綺麗な箱
「ちょっと煙草買いにコンビニ寄っていいか?」
俺の返事を待たずに聖也はコンビニに入る。
聖也がレジで並んでる間、俺は店内をうろついた。
何か買おうかと思ったが、特に欲しいものはない。
商品棚を見ていると、ある物が目に止まった。
なんだ、これ?
蝶の絵が描かれていて、ギャルが好きそうな配色。
「なあ、聖也。
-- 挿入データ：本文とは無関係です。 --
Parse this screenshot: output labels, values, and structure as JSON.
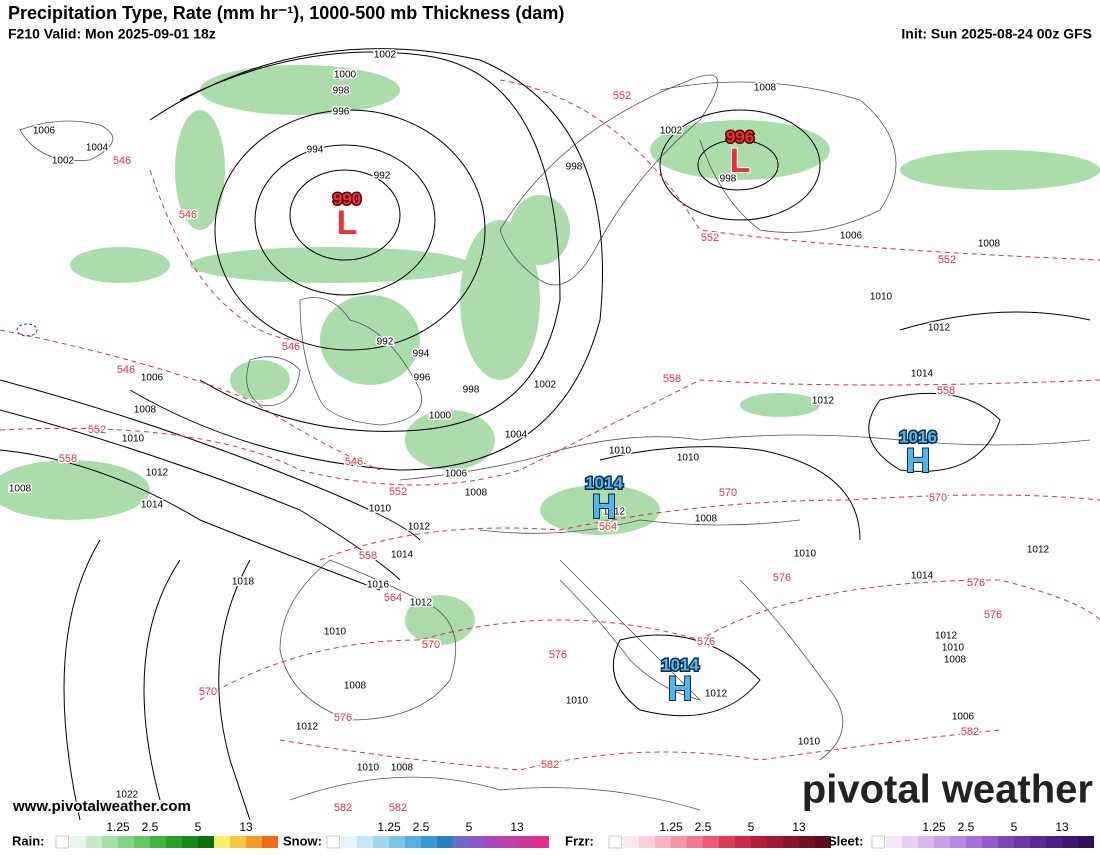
{
  "header": {
    "title": "Precipitation Type, Rate (mm hr⁻¹), 1000-500 mb Thickness (dam)",
    "valid": "F210 Valid: Mon 2025-09-01 18z",
    "init": "Init: Sun 2025-08-24 00z GFS"
  },
  "map": {
    "centers": [
      {
        "symbol": "L",
        "pressure": "990"
      },
      {
        "symbol": "L",
        "pressure": "996"
      },
      {
        "symbol": "H",
        "pressure": "1014"
      },
      {
        "symbol": "H",
        "pressure": "1016"
      },
      {
        "symbol": "H",
        "pressure": "1014"
      }
    ],
    "isobar_labels": [
      "1002",
      "1000",
      "998",
      "996",
      "994",
      "992",
      "1006",
      "1004",
      "1002",
      "992",
      "994",
      "996",
      "998",
      "1000",
      "1002",
      "1004",
      "1006",
      "1008",
      "1010",
      "1012",
      "1014",
      "1016",
      "1018",
      "1012",
      "1010",
      "1008",
      "1012",
      "1010",
      "1008",
      "1022",
      "1006",
      "1008",
      "1010",
      "1012",
      "1014",
      "1008",
      "998",
      "1002",
      "998",
      "1008",
      "1006",
      "1008",
      "1010",
      "1012",
      "1014",
      "1012",
      "1010",
      "1010",
      "1012",
      "1008",
      "1010",
      "1014",
      "1012",
      "1010",
      "1012",
      "1010",
      "1006",
      "1012",
      "1010",
      "1008"
    ],
    "thickness_labels": [
      "552",
      "546",
      "546",
      "552",
      "552",
      "546",
      "546",
      "552",
      "546",
      "558",
      "558",
      "552",
      "570",
      "570",
      "564",
      "558",
      "564",
      "570",
      "576",
      "576",
      "576",
      "576",
      "576",
      "570",
      "576",
      "582",
      "582",
      "582",
      "582",
      "558"
    ]
  },
  "footer": {
    "website": "www.pivotalweather.com",
    "logo": "pivotal weather"
  },
  "legend": [
    {
      "name": "Rain:",
      "ticks": [
        "1.25",
        "2.5",
        "5",
        "13"
      ]
    },
    {
      "name": "Snow:",
      "ticks": [
        "1.25",
        "2.5",
        "5",
        "13"
      ]
    },
    {
      "name": "Frzr:",
      "ticks": [
        "1.25",
        "2.5",
        "5",
        "13"
      ]
    },
    {
      "name": "Sleet:",
      "ticks": [
        "1.25",
        "2.5",
        "5",
        "13"
      ]
    }
  ]
}
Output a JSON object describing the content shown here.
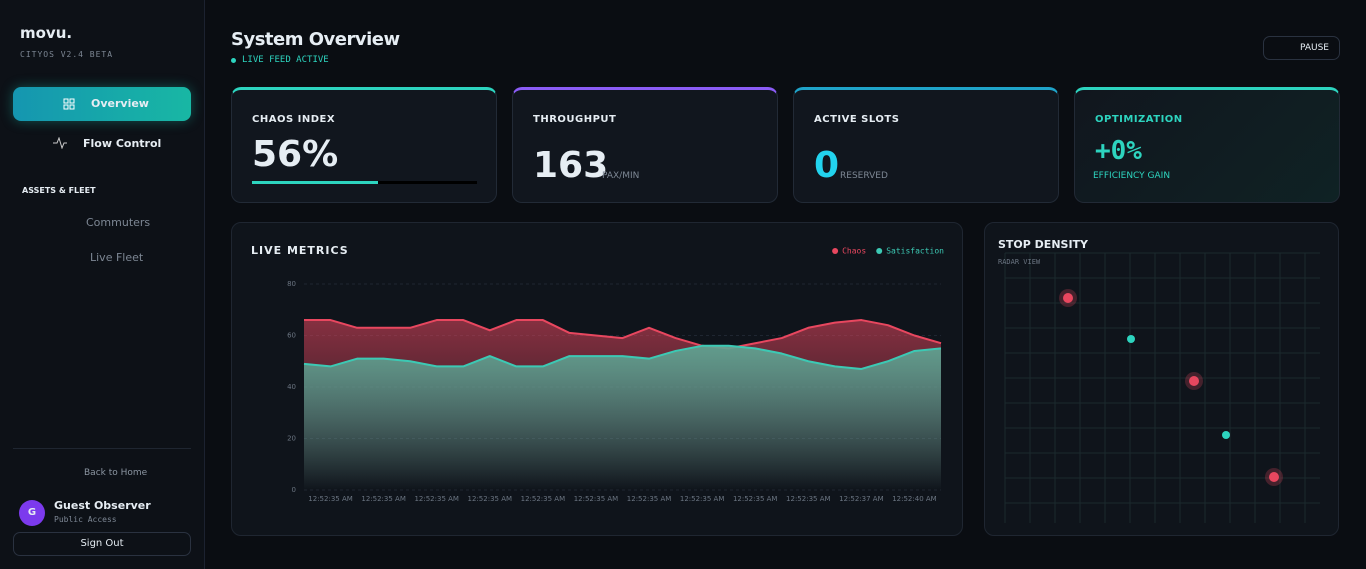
{
  "sidebar": {
    "brand": "movu.",
    "version": "CITYOS V2.4 BETA",
    "nav": [
      "Overview",
      "Flow Control"
    ],
    "section": "ASSETS & FLEET",
    "items": [
      "Commuters",
      "Live Fleet"
    ],
    "home": "Back to Home",
    "user": {
      "initial": "G",
      "name": "Guest Observer",
      "role": "Public Access"
    },
    "signout": "Sign Out"
  },
  "header": {
    "title": "System Overview",
    "status": "LIVE FEED ACTIVE",
    "button": "PAUSE"
  },
  "cards": [
    {
      "title": "CHAOS INDEX",
      "value": 56,
      "value_label": "56%"
    },
    {
      "title": "THROUGHPUT",
      "value": "163",
      "unit": "PAX/MIN"
    },
    {
      "title": "ACTIVE SLOTS",
      "value": "0",
      "unit": "RESERVED"
    },
    {
      "title": "OPTIMIZATION",
      "value": "+0%",
      "unit": "EFFICIENCY GAIN"
    }
  ],
  "chart_data": {
    "type": "area",
    "title": "LIVE METRICS",
    "categories": [
      null,
      "12:52:35 AM",
      null,
      "12:52:35 AM",
      null,
      "12:52:35 AM",
      null,
      "12:52:35 AM",
      null,
      "12:52:35 AM",
      null,
      "12:52:35 AM",
      null,
      "12:52:35 AM",
      null,
      "12:52:35 AM",
      null,
      "12:52:35 AM",
      null,
      "12:52:35 AM",
      null,
      "12:52:37 AM",
      null,
      "12:52:40 AM",
      null
    ],
    "series": [
      {
        "name": "Chaos",
        "color": "#e8475f",
        "values": [
          66,
          66,
          63,
          63,
          63,
          66,
          66,
          62,
          66,
          66,
          61,
          60,
          59,
          63,
          59,
          56,
          55,
          57,
          59,
          63,
          65,
          66,
          64,
          60,
          57
        ]
      },
      {
        "name": "Satisfaction",
        "color": "#3cc9b4",
        "values": [
          49,
          48,
          51,
          51,
          50,
          48,
          48,
          52,
          48,
          48,
          52,
          52,
          52,
          51,
          54,
          56,
          56,
          55,
          53,
          50,
          48,
          47,
          50,
          54,
          55
        ]
      }
    ],
    "ylim": [
      0,
      80
    ],
    "yticks": [
      0,
      20,
      40,
      60,
      80
    ],
    "grid": true,
    "legend": "top-right"
  },
  "radar": {
    "title": "STOP DENSITY",
    "subtitle": "RADAR VIEW"
  }
}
この綺麗な箱はなんだ? カラコン? 俺こういうデザイン好きだわ」
ちょうどレジの順番がきて、店員が煙草を探しているのを待っている聖也に箱を見せた。
「とりあえずそれ棚に戻してこいよ」
聖也はその箱に一瞥した後、俺の顔を見ずに前を向いた。
「え? まあ、買わないけど...これ何?」
「今会計してるから後にしてくんない? 早く戻してこい」
さっきまでニコニコしていたのに、突然冷たい態度をとられた。
俺は何か気に障ることをしてしまったのだろうか?
しぶしぶ商品を棚に戻した。
セブンスターを二箱買った聖也はコンビニを出る。
俺は追って店を出た。
しばらく無言が続いた。
機嫌が悪い聖也は珍しいから話しかけづらい。
コンビニから少し離れたところで聖也は立ち止まって振り向いた。
「童貞にもほどがあるだろ」
聖也は笑いながら言った。
機嫌が悪いと思ったのは勘違いだったみたいで、俺は安心した。
「あの箱、コンドームだぞ! 帝翔がレジでしつこく聞くからめっちゃ恥ずかしかったわ!」
俺も笑ってしまった。
自分の無知より、あの時の聖也の心情を考えてしまうと笑える。